Bruce Bogtrotter and the Cake

  • After seeing the headmistress in action, Matilda and Lavender talk about how outrageous and evil the Trunchbull is.
  • While Lavender thinks parents would stop the Trunchbull if students complained, Matilda explains that the Trunchbull can act so mean and get away with it because she is so over the top. No one would believe that she actually does the terrible things she does. 
  • The following day, the students have to go to a special assembly, which is being held so that Trunchbull can punish a kid named Bruce Bogtrotter in front of everyone. 

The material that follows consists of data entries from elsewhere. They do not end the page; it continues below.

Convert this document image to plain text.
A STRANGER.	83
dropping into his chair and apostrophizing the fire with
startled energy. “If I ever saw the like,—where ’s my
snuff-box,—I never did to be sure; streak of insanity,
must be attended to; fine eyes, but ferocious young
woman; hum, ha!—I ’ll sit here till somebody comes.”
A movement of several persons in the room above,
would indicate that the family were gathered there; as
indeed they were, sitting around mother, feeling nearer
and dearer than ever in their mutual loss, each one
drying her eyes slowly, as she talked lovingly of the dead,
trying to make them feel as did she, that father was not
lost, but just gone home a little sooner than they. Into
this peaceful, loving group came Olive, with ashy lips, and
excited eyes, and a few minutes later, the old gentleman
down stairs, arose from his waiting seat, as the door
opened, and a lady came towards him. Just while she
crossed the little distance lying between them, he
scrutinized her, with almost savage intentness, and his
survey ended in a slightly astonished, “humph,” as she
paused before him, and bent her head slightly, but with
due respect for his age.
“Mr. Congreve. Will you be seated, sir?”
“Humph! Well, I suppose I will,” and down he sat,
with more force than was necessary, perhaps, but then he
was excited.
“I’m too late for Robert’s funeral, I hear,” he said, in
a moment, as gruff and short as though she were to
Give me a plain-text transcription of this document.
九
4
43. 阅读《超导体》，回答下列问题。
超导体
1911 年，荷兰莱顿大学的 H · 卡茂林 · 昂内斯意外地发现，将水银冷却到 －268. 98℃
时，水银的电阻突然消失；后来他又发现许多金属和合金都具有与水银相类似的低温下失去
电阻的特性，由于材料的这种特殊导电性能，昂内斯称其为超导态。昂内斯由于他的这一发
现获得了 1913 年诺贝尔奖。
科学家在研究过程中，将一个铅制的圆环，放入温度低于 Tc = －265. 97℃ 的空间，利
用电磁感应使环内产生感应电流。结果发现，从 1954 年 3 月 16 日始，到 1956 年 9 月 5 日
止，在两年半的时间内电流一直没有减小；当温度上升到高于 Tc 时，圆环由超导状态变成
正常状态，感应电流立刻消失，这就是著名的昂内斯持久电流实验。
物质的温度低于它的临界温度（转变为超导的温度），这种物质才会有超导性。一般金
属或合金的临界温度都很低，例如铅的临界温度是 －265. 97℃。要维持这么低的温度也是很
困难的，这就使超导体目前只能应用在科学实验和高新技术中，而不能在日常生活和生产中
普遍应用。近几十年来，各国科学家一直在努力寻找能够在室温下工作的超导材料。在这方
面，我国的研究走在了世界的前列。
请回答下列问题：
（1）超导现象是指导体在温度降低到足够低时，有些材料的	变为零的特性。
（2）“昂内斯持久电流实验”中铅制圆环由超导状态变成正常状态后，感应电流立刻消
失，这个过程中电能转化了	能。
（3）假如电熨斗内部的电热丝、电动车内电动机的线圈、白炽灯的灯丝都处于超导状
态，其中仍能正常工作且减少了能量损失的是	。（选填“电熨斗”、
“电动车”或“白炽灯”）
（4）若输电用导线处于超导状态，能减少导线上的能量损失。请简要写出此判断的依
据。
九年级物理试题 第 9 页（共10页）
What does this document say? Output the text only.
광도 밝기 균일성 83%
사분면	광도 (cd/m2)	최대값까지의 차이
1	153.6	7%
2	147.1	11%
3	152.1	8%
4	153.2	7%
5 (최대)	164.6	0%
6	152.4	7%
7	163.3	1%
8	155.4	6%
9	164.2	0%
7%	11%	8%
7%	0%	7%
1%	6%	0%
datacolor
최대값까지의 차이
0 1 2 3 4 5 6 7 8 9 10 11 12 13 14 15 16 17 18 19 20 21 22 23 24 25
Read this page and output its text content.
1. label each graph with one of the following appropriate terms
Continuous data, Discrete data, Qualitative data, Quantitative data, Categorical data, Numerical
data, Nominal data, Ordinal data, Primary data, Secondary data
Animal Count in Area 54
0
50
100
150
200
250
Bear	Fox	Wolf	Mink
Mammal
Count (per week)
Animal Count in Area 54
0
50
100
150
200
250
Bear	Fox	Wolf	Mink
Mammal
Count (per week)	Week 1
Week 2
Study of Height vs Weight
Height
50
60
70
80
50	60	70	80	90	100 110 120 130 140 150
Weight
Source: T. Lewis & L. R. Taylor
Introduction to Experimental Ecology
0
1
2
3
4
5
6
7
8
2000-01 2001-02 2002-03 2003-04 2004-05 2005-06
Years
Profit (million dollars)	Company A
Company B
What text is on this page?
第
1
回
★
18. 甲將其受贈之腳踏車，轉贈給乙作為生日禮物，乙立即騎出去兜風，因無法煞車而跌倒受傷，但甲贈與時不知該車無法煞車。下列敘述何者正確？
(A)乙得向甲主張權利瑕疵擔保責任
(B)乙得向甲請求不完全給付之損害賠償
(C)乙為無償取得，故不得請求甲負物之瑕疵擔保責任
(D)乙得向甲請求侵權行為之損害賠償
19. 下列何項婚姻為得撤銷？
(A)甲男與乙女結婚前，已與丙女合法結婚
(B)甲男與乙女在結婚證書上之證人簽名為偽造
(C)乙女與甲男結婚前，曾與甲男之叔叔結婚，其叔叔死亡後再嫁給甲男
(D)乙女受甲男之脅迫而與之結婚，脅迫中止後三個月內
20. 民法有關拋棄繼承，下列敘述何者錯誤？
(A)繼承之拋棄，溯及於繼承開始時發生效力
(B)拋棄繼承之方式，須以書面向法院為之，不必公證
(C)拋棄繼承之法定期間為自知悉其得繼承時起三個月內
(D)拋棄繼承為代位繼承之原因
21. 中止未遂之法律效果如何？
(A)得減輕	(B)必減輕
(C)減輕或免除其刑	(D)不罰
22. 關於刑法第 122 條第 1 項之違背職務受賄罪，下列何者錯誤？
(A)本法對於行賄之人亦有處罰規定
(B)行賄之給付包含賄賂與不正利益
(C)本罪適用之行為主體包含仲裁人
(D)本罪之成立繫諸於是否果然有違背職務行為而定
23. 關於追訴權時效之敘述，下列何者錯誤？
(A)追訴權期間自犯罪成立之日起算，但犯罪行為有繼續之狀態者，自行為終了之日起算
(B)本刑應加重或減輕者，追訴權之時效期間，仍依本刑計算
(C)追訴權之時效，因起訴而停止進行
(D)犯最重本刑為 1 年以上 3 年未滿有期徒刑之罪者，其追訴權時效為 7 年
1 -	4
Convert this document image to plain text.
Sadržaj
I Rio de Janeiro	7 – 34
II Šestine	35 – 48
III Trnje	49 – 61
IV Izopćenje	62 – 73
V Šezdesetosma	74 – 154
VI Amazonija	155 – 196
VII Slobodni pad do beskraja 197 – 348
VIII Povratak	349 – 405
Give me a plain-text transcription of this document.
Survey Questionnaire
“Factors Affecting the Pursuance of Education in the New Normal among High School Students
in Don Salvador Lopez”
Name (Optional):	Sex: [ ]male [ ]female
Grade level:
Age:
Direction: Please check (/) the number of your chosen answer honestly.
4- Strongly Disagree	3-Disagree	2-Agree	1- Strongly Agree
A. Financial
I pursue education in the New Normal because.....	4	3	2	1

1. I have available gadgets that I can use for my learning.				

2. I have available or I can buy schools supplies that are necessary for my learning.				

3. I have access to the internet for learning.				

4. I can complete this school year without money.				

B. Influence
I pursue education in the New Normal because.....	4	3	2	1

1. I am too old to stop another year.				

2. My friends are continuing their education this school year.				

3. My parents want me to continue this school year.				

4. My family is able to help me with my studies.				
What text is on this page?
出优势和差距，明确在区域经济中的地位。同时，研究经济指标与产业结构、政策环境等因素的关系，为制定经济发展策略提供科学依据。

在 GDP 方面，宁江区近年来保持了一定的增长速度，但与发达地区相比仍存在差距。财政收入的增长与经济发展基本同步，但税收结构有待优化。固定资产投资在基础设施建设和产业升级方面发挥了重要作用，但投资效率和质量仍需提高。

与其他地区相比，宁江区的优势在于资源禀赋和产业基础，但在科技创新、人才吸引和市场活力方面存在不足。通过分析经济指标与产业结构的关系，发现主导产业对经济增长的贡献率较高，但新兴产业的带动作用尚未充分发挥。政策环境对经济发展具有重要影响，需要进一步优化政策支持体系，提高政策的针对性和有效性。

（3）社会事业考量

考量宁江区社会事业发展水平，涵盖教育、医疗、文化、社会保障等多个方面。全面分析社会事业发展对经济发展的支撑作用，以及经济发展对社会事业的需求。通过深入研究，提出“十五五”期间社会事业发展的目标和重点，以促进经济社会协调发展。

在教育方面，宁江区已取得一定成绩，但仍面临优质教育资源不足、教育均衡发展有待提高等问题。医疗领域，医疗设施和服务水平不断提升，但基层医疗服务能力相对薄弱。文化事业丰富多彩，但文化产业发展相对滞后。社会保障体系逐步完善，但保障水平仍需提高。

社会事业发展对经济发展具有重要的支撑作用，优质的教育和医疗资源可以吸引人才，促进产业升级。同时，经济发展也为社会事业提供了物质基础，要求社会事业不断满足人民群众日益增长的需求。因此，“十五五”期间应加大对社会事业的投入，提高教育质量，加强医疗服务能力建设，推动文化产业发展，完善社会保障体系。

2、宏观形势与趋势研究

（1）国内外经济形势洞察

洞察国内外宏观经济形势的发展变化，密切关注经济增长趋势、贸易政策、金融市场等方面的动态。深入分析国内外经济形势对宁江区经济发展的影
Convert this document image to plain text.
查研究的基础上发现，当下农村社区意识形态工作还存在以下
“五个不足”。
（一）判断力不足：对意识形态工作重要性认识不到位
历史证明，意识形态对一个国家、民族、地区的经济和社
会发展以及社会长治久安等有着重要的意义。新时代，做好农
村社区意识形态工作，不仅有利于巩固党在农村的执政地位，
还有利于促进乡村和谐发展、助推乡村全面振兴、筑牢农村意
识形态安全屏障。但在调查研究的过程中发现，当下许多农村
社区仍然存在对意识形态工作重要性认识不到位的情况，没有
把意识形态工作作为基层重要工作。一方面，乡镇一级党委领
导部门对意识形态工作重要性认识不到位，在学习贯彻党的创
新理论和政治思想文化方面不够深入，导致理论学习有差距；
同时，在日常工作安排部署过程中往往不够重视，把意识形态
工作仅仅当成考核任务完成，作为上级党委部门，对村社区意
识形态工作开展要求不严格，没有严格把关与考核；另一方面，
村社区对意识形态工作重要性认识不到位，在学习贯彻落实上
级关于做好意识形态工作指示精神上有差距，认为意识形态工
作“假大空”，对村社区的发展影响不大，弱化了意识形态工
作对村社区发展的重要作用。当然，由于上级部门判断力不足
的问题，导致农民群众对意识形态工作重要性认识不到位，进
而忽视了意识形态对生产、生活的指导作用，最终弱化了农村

  • The Trunchbull calls Bruce up to the stage at the front of the room. Bruce is very worried, but does as she says. 
  • In front of the entire school, Trunchbull accuses Bruce of being awful and terrible, a complete degenerate (that is, someone who's completely corrupt and immoral). 
  • Then, the Trunchbull accuses Bruce of snatching some of her own secret chocolate cake stash. 
  • Bruce denies taking the cake, but the Trunchbull has a witness: the school cook. Uh oh. That means Bruce is in hot water. 
  • At first it seems like Bruce is no match for the headmistress, the poor guy. The Trunchbull fools him into confessing by asking him if the cake tasted good, and says he should pay his respects to the cook. 
  • When the cook comes out, Bruce tells her how the cake tasted.
  • After that, the Trunchbull asks the cook if Bruce can have some more cake. This can only lead to bad things.
  • The cook brings forward an enormous chocolate cake, over a foot and a half across, and the Trunchbull tells Bruce the cake is for him. 
  • But Bruce doesn't want to eat a bite. What if it's poisoned? What if it explodes? That's what all the other kids watching are thinking.
  • Eventually, he has no choice but to take a bite of cake.
  • He eats a small piece and nothing bad happens. It's just cake.
  • The problem is, the Trunchbull says he has to keep eating it. 
  • Bruce tries to politely refuse, but she forces him to keep eating, saying he has to eat the whole cake. 
  • Matilda, Lavender, and the other kids watching think this is never going to happen. The cake is way too large. 
  • And it seems like it isn't going to work, as Bruce makes it through one more slice and stops.
  • However, the Trunchbull says he has to keep eating without stopping or she'll put him in The Chokey. 
  • So Bruce tucks in. It's almost like he's a competitive eater or something. He excels at this.
  • Most people wouldn't, though. Lavender thinks he'll be sick.
  • He makes it halfway through and stalls to burp in an enormous fashion. Then he keeps going.
  • The audience gets more and more excited. Before they were worried, waiting for the punishment to take its toll. But now, it's like they sense there's a real possibility for him to make it. 
  • That'll show the Trunchbull. 
  • One person shouts encouragement and the Trunchbull screams for quiet.
  • Bruce is three-fourths there, and Lavender and Matilda are excited. 
  • All eyes are on Bruce, who finally eats the whole cake, and after that the auditorium explodes in delight.
  • Furious, the Trunchbull smashes the empty cake plate over Bruce's head (he's unhurt), before storming off.